I got one of those voice messages last month that you never forgot. You probably know the kind, it’s the inflection of the messenger that when you listen to the recording, you think to yourself that something terrible has happened and the person leaving you the message desperately needs to talk to you in person…

So, this is the story of my lovely stepmother Debbie. My dad and she were married when I was a teenager after my parents had divorced. Not even two years into their marriage my father had a massive heart attack and died. He was 42, Debbie was 31 and I was 19. I can tell you, even as a college freshman, I knew this woman had a very deep love for my father.

My dad had recently relocated out west due to work and when he died, Debbie stayed across the country and never looked back on any of her decisions about my dad. We kept in touch over the decades mostly by annual phone calls. A few times I had the pleasure of seeing her if I was on vacation or had business in her area.

By the way, thirteen years after my dad died, she met a man named Mike and they had been living together for over twenty years when Mike left me that 5:23 amvoice message to call him back. When I did so, he explained that Debbie died that night. She had recently been diagnosed with advanced cancer and after a frenetic month of treatments she ended up passing due to complications. I hadn’t a clue. The last time I spoke to her everything was fine. (Photo to the right – Jean Marie with Debbie, 2014)

As my conversation continued with Mike he told me that he found “her papers.” She had written down that she wanted to be buried with my dad. He asked me, “Jean Marie, did you know that Debbie and your dad have a cemetery plot together?” At that point, I was even more speechless. I either never knew this or I had forgotten since it was 33 years ago when my dad was buried in Paramus, NJ. A swarm of sympathy and empathy arose in my heart for Mike. It turns out that Debbie had not updated her will since the 80’s. Mike and Debbie had an upcoming appointment with an attorney but she didn’t make it.

Not only had he lost his love but now everything she owned was going to people she designated decades ago that she was no longer communicating with. I’m pretty certain she would have dramatically changed her will had she made it to the lawyer’s office.

Additionally, adding to grief and stress, I’m sure it was an awful experience for Mike to have to fly her body back here to an unfamiliar airport, funeral home and cemetery in order to bury her here with her former husband, my father. And it was quite emotional and painful for me to see my dad’s grave reopened.

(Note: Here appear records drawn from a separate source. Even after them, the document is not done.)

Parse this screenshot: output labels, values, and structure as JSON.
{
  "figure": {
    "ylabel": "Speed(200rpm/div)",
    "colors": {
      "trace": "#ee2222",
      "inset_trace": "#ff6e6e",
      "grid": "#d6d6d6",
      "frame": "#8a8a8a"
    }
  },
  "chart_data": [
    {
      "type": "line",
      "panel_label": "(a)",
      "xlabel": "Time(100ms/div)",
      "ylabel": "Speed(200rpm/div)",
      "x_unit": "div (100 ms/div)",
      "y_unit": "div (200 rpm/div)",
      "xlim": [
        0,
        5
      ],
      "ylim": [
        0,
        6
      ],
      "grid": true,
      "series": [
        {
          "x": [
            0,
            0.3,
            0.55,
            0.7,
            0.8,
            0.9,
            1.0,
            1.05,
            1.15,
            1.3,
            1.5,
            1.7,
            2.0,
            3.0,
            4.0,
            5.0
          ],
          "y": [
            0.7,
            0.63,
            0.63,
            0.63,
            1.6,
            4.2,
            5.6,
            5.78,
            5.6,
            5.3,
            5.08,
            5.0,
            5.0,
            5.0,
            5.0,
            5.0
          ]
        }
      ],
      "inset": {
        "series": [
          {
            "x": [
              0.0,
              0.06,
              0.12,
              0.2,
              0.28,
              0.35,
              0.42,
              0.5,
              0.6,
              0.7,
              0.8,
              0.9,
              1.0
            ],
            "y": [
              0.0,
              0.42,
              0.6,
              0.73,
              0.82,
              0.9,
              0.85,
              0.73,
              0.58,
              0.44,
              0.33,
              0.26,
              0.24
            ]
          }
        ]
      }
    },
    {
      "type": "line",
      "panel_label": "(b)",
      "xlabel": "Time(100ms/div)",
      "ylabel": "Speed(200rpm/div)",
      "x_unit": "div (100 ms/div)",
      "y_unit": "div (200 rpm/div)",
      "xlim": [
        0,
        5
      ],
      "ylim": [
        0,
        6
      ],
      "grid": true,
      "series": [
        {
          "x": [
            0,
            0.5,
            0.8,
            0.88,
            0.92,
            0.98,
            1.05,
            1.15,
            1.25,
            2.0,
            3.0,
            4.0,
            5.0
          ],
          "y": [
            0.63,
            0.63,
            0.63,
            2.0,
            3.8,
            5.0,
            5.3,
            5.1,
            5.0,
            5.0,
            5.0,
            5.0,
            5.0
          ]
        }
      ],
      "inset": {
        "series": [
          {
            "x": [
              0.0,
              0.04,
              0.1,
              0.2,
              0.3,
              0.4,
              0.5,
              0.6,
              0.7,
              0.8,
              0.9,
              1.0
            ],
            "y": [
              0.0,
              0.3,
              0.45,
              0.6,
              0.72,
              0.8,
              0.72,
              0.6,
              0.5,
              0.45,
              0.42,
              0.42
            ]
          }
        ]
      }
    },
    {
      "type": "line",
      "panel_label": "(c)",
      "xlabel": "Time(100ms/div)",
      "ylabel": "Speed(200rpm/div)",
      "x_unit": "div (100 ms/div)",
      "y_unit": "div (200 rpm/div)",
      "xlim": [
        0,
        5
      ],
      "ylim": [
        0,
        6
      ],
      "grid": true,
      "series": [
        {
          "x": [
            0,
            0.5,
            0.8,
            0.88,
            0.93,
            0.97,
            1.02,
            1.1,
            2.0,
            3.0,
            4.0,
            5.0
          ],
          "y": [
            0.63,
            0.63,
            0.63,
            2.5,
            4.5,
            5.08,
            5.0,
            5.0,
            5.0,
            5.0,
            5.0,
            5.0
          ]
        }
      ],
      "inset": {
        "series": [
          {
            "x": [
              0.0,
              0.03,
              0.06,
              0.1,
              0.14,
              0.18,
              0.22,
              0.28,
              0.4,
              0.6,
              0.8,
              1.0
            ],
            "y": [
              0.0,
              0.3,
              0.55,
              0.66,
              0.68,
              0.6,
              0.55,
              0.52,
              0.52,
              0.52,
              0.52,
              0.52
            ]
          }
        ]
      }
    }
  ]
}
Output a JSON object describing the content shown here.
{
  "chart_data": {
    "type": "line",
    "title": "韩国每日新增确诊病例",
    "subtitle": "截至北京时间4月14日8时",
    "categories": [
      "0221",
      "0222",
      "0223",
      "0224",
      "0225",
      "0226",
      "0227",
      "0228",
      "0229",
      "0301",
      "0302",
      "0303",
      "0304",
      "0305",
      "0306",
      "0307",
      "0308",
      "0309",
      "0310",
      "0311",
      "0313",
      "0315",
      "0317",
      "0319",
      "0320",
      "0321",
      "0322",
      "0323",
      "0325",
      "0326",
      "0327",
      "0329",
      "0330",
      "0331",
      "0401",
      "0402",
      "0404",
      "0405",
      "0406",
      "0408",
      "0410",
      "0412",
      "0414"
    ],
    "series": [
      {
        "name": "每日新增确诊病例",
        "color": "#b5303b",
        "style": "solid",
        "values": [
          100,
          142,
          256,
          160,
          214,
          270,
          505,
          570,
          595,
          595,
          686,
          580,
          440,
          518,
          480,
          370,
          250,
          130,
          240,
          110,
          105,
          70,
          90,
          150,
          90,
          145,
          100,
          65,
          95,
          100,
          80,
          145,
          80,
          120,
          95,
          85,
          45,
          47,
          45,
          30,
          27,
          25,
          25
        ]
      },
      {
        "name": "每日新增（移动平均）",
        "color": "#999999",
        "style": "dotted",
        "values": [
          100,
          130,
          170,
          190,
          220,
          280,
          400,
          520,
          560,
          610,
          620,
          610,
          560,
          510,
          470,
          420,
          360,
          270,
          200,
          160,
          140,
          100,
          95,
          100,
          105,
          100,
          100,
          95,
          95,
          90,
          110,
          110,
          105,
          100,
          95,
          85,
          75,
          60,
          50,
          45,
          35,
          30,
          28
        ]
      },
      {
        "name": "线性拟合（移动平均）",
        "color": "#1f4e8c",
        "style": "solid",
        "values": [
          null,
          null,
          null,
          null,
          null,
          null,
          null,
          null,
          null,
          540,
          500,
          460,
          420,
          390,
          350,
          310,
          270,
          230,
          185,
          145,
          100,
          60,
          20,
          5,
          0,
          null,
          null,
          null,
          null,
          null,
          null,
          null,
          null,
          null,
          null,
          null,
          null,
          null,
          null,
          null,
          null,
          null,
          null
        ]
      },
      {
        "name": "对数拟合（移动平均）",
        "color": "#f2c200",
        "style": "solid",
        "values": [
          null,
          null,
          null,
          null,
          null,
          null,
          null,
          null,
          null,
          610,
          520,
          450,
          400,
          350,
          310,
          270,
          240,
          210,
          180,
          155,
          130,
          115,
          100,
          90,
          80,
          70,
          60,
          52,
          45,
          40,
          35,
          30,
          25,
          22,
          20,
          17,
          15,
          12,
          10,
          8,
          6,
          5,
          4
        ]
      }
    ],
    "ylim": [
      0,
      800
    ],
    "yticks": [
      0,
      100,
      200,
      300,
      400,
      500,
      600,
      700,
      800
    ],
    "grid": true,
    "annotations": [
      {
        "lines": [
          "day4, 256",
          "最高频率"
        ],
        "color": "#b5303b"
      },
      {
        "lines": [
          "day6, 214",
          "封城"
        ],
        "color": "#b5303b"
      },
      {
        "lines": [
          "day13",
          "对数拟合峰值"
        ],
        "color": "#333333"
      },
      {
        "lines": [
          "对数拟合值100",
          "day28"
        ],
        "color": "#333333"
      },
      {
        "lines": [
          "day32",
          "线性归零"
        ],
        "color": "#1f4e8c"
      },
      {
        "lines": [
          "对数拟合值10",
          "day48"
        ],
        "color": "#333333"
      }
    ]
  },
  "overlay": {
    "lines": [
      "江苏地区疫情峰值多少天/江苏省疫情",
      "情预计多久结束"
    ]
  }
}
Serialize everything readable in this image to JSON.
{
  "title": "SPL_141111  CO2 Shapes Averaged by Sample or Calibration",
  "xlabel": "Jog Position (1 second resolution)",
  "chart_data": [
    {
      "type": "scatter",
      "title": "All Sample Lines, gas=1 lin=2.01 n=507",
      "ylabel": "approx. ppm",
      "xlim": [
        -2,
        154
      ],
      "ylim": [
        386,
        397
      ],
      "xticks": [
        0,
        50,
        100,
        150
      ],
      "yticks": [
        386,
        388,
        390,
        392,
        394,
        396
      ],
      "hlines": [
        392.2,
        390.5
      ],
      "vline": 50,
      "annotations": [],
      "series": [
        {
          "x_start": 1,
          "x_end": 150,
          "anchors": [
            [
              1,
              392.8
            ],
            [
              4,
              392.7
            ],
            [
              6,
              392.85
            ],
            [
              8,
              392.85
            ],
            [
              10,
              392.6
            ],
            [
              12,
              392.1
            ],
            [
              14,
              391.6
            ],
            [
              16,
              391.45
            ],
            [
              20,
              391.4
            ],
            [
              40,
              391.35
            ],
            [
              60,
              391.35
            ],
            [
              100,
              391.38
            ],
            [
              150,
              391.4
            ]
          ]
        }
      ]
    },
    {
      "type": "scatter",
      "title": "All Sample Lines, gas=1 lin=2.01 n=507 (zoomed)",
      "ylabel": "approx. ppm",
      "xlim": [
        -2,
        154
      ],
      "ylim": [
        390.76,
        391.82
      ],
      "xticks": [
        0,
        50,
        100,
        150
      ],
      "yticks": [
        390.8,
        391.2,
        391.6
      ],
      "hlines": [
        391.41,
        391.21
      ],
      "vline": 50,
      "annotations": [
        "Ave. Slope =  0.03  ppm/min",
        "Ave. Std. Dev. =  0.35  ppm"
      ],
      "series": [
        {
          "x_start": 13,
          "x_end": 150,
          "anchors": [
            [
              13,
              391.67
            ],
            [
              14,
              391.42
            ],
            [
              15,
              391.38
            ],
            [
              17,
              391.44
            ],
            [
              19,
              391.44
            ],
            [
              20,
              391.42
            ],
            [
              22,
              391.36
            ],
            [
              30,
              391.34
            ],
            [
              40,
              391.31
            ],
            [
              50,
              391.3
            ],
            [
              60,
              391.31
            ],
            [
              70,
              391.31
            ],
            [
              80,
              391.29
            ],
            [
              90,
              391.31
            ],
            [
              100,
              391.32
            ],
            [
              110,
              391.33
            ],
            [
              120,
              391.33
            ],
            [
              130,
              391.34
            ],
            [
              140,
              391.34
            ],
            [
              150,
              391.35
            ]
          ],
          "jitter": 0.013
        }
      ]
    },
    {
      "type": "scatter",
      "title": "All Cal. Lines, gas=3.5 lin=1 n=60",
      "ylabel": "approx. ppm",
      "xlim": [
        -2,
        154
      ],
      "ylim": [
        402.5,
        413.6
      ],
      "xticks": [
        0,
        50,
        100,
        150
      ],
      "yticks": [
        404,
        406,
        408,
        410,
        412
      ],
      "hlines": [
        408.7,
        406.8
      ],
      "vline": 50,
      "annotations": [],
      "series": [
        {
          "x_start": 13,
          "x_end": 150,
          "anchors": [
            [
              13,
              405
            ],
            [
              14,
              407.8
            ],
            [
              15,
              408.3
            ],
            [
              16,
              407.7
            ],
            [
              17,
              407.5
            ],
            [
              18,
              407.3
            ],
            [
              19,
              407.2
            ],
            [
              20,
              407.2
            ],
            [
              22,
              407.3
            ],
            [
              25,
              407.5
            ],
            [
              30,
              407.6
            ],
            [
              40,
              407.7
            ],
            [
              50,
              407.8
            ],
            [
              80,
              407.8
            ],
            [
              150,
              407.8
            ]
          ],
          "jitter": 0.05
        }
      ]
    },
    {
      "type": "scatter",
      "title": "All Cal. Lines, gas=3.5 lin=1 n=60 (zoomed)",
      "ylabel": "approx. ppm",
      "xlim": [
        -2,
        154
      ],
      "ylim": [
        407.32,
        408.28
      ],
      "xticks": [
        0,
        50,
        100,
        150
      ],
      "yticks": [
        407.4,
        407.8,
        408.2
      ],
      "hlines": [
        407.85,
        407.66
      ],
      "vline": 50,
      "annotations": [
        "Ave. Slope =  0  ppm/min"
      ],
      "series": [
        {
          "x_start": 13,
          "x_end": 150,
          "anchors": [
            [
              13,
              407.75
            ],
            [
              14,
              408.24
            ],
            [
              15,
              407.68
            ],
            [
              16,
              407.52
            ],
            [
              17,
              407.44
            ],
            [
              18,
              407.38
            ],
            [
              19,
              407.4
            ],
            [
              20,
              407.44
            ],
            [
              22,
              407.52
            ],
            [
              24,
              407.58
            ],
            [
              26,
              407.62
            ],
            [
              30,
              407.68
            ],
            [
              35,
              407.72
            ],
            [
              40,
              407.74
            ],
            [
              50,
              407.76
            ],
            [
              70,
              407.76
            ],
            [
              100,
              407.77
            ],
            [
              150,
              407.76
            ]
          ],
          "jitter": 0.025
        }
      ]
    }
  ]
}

Of course, all these “after death” questions could have been prevented if she had thought, talked, written and communicated her last wishes. When I asked Mike why she hadn’t done so, he said she never thought about it. She had always been healthy, she never expected to die at 63. It was just something they never got around to.

I tell you this personal story from a stepdaughter and an organizer’s perspective so your loved ones don’t make this all too common mistake. As a rule of thumb, you should read your will every five years and see if you want to make any changes. If you do, don’t procrastinate.